The impact of soluble dietary fibre on gastric emptying, postprandial blood glucose and insulin in patients with type 2 diabetes.
Kang Yu, Meiyun Ke, Wenhui Li et al.|PubMed|2014
Cited by 161

Dietary fibre plays an important role in controlling postprandial glycemic and insulin response in diabetic patients. The intake of dietary fibre has been shown to delay the gastric emptying in healthy subjects. The relationship between gastric emptying and postprandial blood glucose in diabetic patients with fibre-load liquids needs to be investigated.

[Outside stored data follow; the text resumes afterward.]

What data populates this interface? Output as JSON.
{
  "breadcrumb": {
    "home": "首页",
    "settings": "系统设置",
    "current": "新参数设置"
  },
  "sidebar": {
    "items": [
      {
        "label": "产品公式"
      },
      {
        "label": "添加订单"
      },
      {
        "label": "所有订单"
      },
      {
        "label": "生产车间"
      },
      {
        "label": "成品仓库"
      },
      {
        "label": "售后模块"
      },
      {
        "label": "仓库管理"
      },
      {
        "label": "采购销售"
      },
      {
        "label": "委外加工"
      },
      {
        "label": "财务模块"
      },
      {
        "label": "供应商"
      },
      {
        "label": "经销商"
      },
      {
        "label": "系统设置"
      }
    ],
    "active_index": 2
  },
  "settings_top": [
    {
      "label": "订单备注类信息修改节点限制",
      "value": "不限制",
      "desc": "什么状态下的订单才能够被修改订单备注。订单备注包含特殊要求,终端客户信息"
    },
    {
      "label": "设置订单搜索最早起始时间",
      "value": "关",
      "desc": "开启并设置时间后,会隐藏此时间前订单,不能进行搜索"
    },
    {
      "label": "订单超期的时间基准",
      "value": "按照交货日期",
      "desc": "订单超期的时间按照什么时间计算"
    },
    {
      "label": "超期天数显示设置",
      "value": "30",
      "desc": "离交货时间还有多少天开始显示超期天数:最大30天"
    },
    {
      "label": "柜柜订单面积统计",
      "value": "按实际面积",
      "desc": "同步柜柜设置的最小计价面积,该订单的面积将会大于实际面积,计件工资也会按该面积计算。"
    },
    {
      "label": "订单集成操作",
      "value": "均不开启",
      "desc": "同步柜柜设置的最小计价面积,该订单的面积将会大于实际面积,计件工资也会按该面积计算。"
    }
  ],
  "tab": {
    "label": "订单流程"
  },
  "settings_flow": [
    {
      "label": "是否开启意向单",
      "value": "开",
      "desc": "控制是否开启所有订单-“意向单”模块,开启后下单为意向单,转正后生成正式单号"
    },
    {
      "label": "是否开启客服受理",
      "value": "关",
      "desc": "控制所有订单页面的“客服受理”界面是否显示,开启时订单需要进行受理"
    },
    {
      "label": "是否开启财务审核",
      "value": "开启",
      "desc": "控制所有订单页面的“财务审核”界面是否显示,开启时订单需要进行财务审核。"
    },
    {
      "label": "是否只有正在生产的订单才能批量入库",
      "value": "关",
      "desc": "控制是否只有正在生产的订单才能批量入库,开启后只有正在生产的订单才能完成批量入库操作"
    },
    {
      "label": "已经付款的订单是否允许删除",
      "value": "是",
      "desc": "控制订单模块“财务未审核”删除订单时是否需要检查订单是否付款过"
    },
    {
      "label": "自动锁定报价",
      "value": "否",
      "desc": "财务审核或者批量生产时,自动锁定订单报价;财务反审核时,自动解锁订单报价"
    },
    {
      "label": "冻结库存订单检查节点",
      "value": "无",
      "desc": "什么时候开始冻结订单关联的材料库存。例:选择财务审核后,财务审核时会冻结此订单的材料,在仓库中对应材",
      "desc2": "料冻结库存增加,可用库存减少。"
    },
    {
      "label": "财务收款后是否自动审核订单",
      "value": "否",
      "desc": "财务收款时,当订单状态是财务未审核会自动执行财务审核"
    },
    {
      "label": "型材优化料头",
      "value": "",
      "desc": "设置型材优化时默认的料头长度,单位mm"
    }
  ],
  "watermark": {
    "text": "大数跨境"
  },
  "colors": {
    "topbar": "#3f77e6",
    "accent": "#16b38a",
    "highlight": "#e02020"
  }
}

To investigate the impact of soluble dietary fibre (SDF) on gastric emptying, postprandial glycemic and insulin response in patients with type 2 diabetes. 30 patients with type 2 diabetes (DM) and 10 healthy subjects (HS) matched for gender and age were randomized to receive SDF-free liquid (500 mL, 500 Kcal) and isoenergetic SDF liquid (oat β-glucan 7.5 g, 500 mL, 500 Kcal) on two separate days based on a cross-over with 6-day wash-out period. Gastric emptying was monitored by ultrasonography at intervals of 30 min for 2 hours. Fasting and postprandial blood was collected at intervals of 30-60 min for 180 min to determine plasma glucose and insulin. Proximal gastric emptying was delayed by SDF-treatment both in DM (p=0.001) and HS (p=0.037). SDF resulted in less output volume in the distal stomach in DM (p<0.05). SDF decreased postprandial glucose (p=0.001) and insulin (p=0.001) in DM subjects. Postprandial glucose (r=-0.547, p=0.047) and insulin (r=-0.566, p=0.004) were negatively correlated with distal emptying of SDF in DM subjects. Distal gastric emptying was delayed significantly in DM subjects with HbA1c levels ≥6.5% (p=0.021) or with complications (p=0.011) by SDF, respectively. SDF improved postprandial glycaemia which was related to slowing of gastric emptying.